The skills and experiences he gained would culminate in “The Junta of Happenstance,” which won the English-language poetry prize at the 2021 Governor General’s Literary Awards, launching Oloruntoba as a name to watch in Canada’s literary scene.
His chapbook, “Manubrium,” was shortlisted for the 2020 bpNichol Chapbook Award. His poetry has been nominated for the Pushcart Prize.
His work has appeared or is forthcoming in publications including Harvard Divinity Bulletin, PRISM International and Columbia Journal, and his sophomore collection, “Each One a Furnace,” was published by McClelland & Stewart in March.
Rather than chasing literary achievement, Oloruntoba advised aspiring writers to take satisfaction in the “experimental” process of writing.
“For me, success is having written a poem and gotten it out of my system. Everything else that has come after that has been a lovely bonus,” he said. “I’ll just encourage them to keep doing the work. The work is highly essential to our humanity.”

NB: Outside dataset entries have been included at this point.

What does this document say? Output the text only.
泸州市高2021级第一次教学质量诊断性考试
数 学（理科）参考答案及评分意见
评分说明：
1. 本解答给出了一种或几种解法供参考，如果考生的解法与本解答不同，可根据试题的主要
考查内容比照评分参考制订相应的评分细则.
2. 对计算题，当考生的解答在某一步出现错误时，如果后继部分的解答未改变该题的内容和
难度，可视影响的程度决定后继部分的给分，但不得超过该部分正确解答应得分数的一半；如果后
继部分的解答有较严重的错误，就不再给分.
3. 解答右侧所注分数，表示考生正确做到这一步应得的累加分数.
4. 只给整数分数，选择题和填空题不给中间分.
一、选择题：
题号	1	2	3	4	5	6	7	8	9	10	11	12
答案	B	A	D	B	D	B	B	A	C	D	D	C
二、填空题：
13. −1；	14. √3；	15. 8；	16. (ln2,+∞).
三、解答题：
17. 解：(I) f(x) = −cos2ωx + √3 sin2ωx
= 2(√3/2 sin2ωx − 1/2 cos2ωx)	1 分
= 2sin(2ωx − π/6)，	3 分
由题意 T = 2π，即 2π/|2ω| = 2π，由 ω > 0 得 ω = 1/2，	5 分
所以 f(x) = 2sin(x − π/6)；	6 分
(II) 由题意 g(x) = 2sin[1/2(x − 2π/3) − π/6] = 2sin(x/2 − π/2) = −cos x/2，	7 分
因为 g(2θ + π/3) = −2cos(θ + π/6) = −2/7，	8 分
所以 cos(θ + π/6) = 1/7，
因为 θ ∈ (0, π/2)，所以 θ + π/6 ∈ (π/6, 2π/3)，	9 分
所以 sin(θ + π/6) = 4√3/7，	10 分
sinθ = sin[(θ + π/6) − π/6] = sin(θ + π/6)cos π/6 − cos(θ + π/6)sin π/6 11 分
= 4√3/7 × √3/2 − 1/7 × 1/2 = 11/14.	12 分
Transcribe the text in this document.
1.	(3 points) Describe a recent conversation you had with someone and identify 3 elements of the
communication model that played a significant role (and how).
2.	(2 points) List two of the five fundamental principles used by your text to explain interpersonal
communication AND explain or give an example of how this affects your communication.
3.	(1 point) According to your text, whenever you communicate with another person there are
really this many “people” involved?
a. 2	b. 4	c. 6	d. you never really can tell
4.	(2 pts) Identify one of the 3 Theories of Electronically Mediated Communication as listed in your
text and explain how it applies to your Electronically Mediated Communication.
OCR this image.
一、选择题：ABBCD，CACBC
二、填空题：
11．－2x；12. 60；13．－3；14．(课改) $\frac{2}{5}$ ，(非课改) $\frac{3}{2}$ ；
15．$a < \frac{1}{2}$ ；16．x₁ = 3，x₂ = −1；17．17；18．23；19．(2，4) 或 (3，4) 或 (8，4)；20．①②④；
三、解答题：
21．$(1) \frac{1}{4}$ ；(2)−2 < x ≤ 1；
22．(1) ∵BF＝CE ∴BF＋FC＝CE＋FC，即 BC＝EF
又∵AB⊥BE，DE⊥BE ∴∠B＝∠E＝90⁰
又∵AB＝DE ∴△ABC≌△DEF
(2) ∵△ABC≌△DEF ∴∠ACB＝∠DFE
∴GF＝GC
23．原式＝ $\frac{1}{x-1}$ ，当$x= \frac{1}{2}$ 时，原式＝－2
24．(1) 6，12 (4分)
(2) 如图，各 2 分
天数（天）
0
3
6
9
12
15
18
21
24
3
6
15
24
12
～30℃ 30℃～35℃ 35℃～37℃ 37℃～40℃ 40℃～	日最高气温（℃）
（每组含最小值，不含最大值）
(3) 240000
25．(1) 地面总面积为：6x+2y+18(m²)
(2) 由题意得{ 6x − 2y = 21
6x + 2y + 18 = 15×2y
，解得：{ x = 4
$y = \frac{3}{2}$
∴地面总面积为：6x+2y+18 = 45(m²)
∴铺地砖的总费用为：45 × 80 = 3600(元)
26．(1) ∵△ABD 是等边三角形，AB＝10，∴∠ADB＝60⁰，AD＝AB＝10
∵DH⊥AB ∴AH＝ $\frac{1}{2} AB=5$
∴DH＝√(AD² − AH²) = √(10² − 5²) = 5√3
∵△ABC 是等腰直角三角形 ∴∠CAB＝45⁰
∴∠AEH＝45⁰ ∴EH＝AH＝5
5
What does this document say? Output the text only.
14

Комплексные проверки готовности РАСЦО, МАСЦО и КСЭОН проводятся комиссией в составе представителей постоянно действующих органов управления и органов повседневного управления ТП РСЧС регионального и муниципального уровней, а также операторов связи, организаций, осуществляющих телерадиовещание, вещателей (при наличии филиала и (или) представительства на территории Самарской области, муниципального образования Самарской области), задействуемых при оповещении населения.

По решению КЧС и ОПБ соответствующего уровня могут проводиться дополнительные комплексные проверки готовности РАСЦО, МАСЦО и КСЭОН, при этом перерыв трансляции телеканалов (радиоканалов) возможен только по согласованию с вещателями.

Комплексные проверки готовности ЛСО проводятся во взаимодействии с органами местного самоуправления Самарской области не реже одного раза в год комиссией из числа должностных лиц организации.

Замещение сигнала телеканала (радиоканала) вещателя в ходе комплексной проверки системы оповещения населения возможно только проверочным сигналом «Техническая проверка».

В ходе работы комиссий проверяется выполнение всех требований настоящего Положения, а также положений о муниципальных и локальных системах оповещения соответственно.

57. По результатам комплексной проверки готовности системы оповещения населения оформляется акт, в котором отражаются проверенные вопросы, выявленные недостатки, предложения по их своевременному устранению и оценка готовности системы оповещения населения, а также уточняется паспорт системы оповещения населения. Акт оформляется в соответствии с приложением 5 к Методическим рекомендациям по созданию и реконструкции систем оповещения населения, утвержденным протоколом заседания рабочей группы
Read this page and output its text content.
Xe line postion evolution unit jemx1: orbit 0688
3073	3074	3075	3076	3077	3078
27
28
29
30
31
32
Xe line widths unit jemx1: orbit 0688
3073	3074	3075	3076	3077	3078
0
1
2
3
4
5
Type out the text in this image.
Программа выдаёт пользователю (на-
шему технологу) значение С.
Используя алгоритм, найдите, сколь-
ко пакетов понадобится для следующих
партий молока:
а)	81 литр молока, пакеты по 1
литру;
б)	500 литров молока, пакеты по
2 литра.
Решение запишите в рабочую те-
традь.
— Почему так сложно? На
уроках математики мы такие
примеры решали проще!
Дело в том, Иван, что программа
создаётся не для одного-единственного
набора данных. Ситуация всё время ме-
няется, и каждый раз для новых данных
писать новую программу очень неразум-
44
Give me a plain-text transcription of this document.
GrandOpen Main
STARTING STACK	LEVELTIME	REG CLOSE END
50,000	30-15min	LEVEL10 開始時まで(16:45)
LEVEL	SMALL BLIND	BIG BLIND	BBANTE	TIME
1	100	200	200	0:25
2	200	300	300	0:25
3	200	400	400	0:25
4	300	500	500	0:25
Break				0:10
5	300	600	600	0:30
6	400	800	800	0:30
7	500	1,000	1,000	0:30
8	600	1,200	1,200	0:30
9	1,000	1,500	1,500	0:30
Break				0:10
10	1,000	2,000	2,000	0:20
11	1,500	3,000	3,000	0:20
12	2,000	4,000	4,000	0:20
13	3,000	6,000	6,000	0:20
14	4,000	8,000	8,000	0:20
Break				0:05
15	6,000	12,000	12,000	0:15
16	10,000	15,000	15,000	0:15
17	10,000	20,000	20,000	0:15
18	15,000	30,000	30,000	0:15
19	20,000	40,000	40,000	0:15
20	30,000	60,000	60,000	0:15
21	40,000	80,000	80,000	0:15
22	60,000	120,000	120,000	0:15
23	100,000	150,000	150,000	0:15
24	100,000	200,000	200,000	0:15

The Canadian runners-up were Montreal’s David Bradford for “Dream of No One But Myself,” published by Brick Books, and 2016 Griffin winner Liz Howard, who is based in Toronto, for “Letters in a Bruised Cosmos” from McClelland & Stewart.
Also in the running for the international prize were: Ali Kinsella and Dzvinia Orlowsky’s translation of “Eccentric Days of Hope and Sorrow” by the Ukrainian poet Natalka Bilotserkivets, published by Lost Horse Press; Chicago writer Ed Roberson for “Asked What Has Changed,” from Wesleyan University Press; and “Late to the House of Words,” Sharon Dolin’s translation of the Catalan work by Gemma Gorga of Barcelona, published by Saturnalia Books.
Each finalist received $10,000.
The contenders were selected from 639 books of poetry submitted by 236 publishers from 16 different countries, prize organizers say. This year’s jury consists of Canadian writer Adam Dickinson, Belarusian poet Valzhyna Mort and U.S. poet and playwright Claudia Rankine.
The Griffin is billed as the world’s largest prize for a first-edition single collection of poetry written in or translated into English.
The Griffin Trust was founded in 2000 by chairman Scott Griffin, along with trustees Margaret Atwood, Robert Hass, Michael Ondaatje, Robin Robertson and David Young.